Com a chegada da Primeira Guerra Mundial e o abandono por parte dos homens das suas casas e empregos, muitos postos de trabalhos ficam livres para as mulheres. Mais uma vez o vestuário adapta-se subindo um pouco mais as bainhas e tornando-se austero nos cortes porque já não sobravam nem tecidos nem músicos para grandes vestidos de baile. É neste cenário que Coco Chanel reinventa o estilo feminino, Fabricando para além das fardas de enfermeira para o exército, conjuntos de jersey, inspirados pelos fatos dos marinheiros, que permitiam um conforto que as mulheres até à data não conheciam. O movimento de masculinização da roupa voltou a surgir com o rebentar da Segunda Guerra Mundial, precisamente pelo mesmo motivo: as mulheres voltavam a trocar o papel tradicional para ocupar os trabalhos antes dados a homens.

Agora sim chegamos às fogueiras de soutiens dos anos setenta como protesto, fazer desaparecer a peça de roupa mais ligada ao sexo feminino é antes de tudo o mais um símbolo, mas mais uma vez é uma peça de roupa que é usada como símbolo, dando força a esta paixão que como já vimos vem de longe. Nos anos oitenta temos um remake das guerras mundiais mas desta vez sem bombas, as mulheres vestem os ombros largos dos homens porque atingem pela primeira vez na história carreiras profissionais equivalentes às do século oposto.
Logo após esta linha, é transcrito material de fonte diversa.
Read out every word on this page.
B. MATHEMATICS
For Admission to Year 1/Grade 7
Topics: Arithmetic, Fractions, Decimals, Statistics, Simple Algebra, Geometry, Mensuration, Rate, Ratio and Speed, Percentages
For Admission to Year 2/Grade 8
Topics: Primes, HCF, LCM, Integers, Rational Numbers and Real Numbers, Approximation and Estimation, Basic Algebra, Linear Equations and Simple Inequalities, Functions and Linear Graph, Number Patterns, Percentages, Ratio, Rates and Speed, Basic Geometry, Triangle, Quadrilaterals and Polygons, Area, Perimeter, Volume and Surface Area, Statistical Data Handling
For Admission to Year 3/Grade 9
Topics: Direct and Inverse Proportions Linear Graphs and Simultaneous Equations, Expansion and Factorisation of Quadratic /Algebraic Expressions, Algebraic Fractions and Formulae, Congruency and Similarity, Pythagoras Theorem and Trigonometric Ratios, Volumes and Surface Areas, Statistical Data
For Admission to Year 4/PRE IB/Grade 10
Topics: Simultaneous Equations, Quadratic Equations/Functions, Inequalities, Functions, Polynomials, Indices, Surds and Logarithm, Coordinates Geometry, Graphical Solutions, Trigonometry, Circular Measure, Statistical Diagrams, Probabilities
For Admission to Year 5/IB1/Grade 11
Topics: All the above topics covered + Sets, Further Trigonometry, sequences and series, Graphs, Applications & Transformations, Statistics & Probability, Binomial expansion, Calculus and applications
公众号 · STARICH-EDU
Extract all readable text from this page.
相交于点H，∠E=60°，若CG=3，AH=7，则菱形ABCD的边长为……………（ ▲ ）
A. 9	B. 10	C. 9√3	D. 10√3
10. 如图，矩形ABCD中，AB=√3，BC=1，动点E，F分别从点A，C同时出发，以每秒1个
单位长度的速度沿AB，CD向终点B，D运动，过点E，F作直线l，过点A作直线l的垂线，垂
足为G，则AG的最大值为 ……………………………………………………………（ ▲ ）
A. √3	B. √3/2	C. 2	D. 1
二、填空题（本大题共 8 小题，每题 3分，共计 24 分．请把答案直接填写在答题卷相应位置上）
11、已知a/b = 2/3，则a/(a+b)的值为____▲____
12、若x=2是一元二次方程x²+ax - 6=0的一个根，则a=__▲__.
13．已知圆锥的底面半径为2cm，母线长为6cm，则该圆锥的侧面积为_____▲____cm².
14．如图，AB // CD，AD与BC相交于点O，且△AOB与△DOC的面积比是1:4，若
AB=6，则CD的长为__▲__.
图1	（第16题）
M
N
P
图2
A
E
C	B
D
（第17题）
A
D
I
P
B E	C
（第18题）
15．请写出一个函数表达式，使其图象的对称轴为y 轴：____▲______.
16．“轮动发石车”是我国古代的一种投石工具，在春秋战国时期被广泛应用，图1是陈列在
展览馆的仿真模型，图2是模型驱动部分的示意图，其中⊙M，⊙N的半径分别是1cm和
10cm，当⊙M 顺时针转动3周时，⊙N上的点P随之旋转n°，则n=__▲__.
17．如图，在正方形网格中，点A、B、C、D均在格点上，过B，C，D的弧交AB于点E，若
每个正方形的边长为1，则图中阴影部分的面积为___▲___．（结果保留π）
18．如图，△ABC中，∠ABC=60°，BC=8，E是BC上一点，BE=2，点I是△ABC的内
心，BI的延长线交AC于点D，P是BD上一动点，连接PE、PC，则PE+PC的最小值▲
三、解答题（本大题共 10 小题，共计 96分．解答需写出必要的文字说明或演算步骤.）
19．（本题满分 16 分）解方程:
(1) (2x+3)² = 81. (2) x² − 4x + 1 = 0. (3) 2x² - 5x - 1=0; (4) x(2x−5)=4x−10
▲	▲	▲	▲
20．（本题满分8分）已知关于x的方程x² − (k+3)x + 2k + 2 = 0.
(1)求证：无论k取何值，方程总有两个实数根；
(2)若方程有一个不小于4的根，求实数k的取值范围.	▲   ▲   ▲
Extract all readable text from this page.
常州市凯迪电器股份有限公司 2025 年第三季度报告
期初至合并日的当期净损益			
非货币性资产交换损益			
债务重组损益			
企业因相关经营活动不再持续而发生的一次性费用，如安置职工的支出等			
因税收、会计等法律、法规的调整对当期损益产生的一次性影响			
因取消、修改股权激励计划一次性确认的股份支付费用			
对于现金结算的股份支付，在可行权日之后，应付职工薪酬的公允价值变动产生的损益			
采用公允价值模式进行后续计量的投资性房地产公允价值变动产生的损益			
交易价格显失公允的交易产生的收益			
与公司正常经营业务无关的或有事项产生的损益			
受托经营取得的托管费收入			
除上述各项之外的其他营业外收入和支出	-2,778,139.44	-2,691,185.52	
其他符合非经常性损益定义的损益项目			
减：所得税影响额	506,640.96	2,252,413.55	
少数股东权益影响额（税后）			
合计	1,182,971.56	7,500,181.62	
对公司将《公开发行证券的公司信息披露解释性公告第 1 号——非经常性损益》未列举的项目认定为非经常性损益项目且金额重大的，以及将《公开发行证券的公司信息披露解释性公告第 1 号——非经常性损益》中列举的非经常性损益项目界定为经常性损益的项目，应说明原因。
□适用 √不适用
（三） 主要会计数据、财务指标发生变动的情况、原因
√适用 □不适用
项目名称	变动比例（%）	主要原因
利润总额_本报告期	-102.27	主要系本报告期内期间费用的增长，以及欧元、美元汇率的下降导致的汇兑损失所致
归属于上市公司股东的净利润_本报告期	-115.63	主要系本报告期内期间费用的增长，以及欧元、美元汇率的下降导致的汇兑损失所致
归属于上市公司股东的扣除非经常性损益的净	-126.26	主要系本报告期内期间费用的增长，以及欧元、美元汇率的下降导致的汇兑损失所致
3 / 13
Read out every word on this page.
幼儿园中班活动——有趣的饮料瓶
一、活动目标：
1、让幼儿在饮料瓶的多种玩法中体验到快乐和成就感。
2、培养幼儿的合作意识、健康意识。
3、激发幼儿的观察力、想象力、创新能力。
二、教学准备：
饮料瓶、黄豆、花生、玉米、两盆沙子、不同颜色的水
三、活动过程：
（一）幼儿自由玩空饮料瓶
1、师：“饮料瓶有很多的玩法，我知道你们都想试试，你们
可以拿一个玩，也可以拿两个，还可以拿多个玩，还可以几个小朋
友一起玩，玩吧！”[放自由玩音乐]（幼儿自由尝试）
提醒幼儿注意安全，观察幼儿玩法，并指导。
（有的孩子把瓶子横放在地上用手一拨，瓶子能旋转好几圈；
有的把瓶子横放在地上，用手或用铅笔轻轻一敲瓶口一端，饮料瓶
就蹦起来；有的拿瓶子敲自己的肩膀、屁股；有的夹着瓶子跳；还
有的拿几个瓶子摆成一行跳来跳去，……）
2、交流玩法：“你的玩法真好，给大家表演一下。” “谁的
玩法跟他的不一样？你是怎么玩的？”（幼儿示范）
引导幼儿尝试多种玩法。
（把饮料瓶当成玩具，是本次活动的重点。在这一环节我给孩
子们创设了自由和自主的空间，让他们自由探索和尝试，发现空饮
Sem distinção género é o futuro?

Já os últimos anos dos noventa fazem-se de uma androginia que ainda hoje quem viveu os áureos anos cinquenta não percebe, não havia ombros largos mas também não se avistava uma única cintura marcada. O ideal de beleza eram mulheres sem peito e roupas neutras, nunca as t-shirts brancas e calças de ganga se vestiram tanto. Kate Moss torna-se a top model do momento marcando pela estranheza e acabando com o culto das curvas tão elogiadas de Cindy Crawford, Linda Evangelista ou Claudia Scheffer. A razão para esta mudança tão radical não foi mais uma vez um mero acaso, tendo coincidido com uma época em que a sexualidade começou a ter uma maior abertura e os direitos sexuais a serem mais discutidos.

Hoje já muita coisa foi conquistada, pelo menos no pedaço de mundo ocidental que conhecemos, mas a igualdade de género continua a ser discutida sobretudo no que diz respeito aos salários, ao trabalho doméstico e às oportunidades em lugares de topo. E porque voltamos a falar de carreira, voltamos a ver os ombros a alargar e os casacos a ficar mais masculinos. Como cada vez mais mulheres trabalham fora de casa, mas são penalizadas se chegarem atrasadas para estar com os filhos, e como tal têm de correr muito para estar sempre em todo o lado, livrámo-nos dos saltos alto e fizemos dos ténis os novos stilettos (na verdade foi o senhor Lagerfeld no desfile de Outono-Inverno 2014-2015). Mas como estamos num dos momentos mais feministas da história recente, temos camisolas com slogans e na passerelle são os homens que se mascaram de meninas, ou pelo menos não dizem não às saias e nem aos padrões florais, e quem adora a tendência é Miuccia Prada e Alessandro Michele.

Por todas estas razões, podemos dizer que a moda e a igualdade de género se casaram com comunhão total de bens, e que apesar do direito ao divórcio ter sido uma das lutas femininas, nunca entraram em litígio.